Virus Detection with Message Digests

Display mode

Back to Quick Hacks

Files stored in a computer are simply streams of numbers. A text file, for instance, has a number for each letter or number in the text; a graphic file has a number for each element of colour. Computer programs are also files: each number tells the computer to perform a function like adding two numbers together, or storing a number in another file.

The problem is that, because programs are just files like any other files, they can be changed: certain numbers modified, or new streams added in the middle of the file. This is one way in which viruses are able to infect a file; they may add to a program file, and the next time that program is run, the virus is executed and performs the functions it was designed to do.

One of the best ways to alleviate this is to use a technique known as the 'message digest': a number which describes the entire contents of a file. A simple example would be an algorithm like the following:

If each letter of the alphabet is assigned a number, A being 1, B being 2 and so forth, it's possible to add all the letters in a text file together, to obtain a "check-sum"; a sum of the contents of the file, which can be used to check it.
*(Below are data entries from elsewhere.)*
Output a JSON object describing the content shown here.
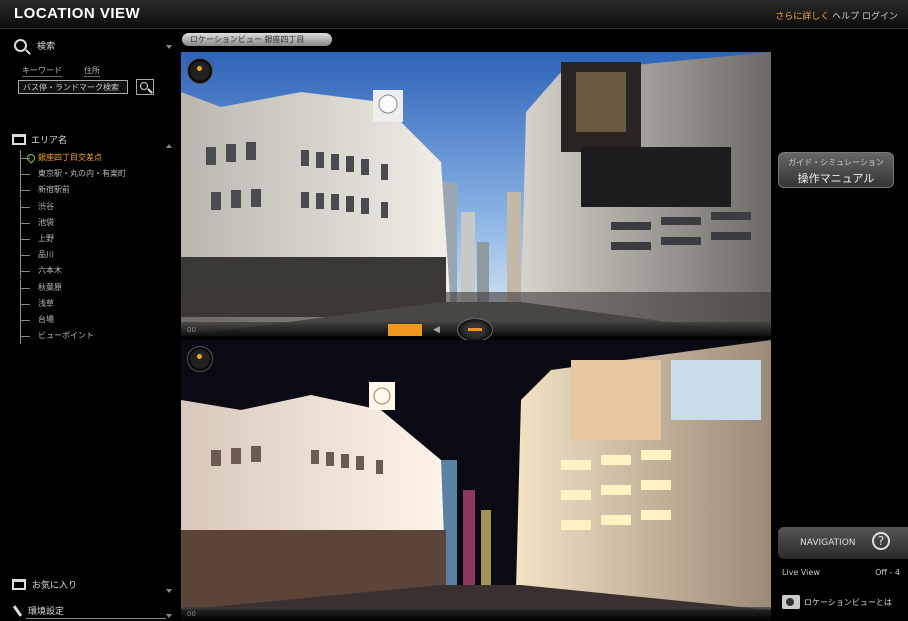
{
  "app": {
    "title": "LOCATION VIEW"
  },
  "top_links": {
    "link_highlight": "さらに詳しく",
    "link_rest": "ヘルプ ログイン"
  },
  "sidebar": {
    "search_label": "検索",
    "search_tabs": [
      "キーワード",
      "住所"
    ],
    "search_input_value": "バス停・ランドマーク検索",
    "tree_header": "エリア名",
    "tree_items": [
      "銀座四丁目交差点",
      "東京駅・丸の内・有楽町",
      "新宿駅前",
      "渋谷",
      "池袋",
      "上野",
      "品川",
      "六本木",
      "秋葉原",
      "浅草",
      "台場",
      "ビューポイント"
    ],
    "bottom_item_1": "お気に入り",
    "bottom_item_2": "環境設定"
  },
  "main": {
    "view_tab": "ロケーションビュー 銀座四丁目",
    "top_counter": "00",
    "bottom_counter": "00"
  },
  "right": {
    "manual_line1": "ガイド・シミュレーション",
    "manual_line2": "操作マニュアル",
    "navi_label": "NAVIGATION",
    "help_symbol": "?",
    "info_label": "Live View",
    "info_value": "Off - 4",
    "bottom_link": "ロケーションビューとは"
  },
  "colors": {
    "accent": "#f0961a",
    "tree_active": "#f5a623"
  }
}
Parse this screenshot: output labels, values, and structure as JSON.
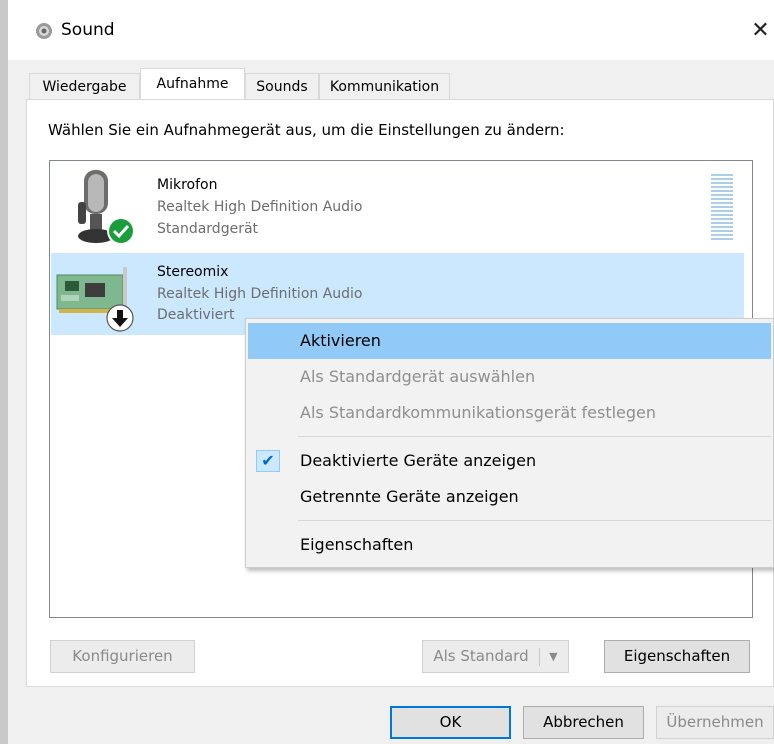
{
  "window": {
    "title": "Sound",
    "close_glyph": "✕"
  },
  "tabs": [
    {
      "label": "Wiedergabe"
    },
    {
      "label": "Aufnahme",
      "selected": true
    },
    {
      "label": "Sounds"
    },
    {
      "label": "Kommunikation"
    }
  ],
  "instruction": "Wählen Sie ein Aufnahmegerät aus, um die Einstellungen zu ändern:",
  "devices": [
    {
      "name": "Mikrofon",
      "driver": "Realtek High Definition Audio",
      "status": "Standardgerät",
      "icon": "microphone-icon",
      "badge": "default-check-icon"
    },
    {
      "name": "Stereomix",
      "driver": "Realtek High Definition Audio",
      "status": "Deaktiviert",
      "icon": "sound-card-icon",
      "badge": "disabled-arrow-icon",
      "selected": true
    }
  ],
  "context_menu": {
    "items": [
      {
        "label": "Aktivieren",
        "state": "highlighted"
      },
      {
        "label": "Als Standardgerät auswählen",
        "state": "disabled"
      },
      {
        "label": "Als Standardkommunikationsgerät festlegen",
        "state": "disabled"
      },
      {
        "label": "Deaktivierte Geräte anzeigen",
        "state": "checked"
      },
      {
        "label": "Getrennte Geräte anzeigen",
        "state": "normal"
      },
      {
        "label": "Eigenschaften",
        "state": "normal"
      }
    ]
  },
  "buttons": {
    "configure": "Konfigurieren",
    "set_default": "Als Standard",
    "properties": "Eigenschaften",
    "ok": "OK",
    "cancel": "Abbrechen",
    "apply": "Übernehmen"
  },
  "colors": {
    "selection": "#cce8ff",
    "menu_highlight": "#91c9f7",
    "accent": "#0078d7",
    "check_badge": "#1a9e3c"
  }
}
As an example, HELLO WORLD would add up to 127.

One of the problems with this simplest example of message digest algorithm is that the space could be removed entirely, and the checksum would be the same; also, the message could be changed and more content added, as long as the total of all the letters was still 127. As a result, more complex algorithms have been developed to take these issues into account.

When these methods are used on a program file, they generate a number which is unique to the combination of numbers within that file. If anything changes, like an instruction being changed or instructions being added by a virus, the digest number will change.

This can be used to detect viruses every time a program is run. The process is relatively simple: when the program is first installed, a digest is generated based on that program file. Every time the program is used, the digest is again calculated, and if the numbers differ, some outside agent has changed the file.

One of the most popular implementations of this system is used inside Windows, known as File Protection; it's used on files which are important to the system, such as device drivers. If Windows detects that one of the files has a different digest to that which it knows about, the user will be alerted to the fact that a system file has been changed. Many other systems are also in place in other software packages to perform similar functions.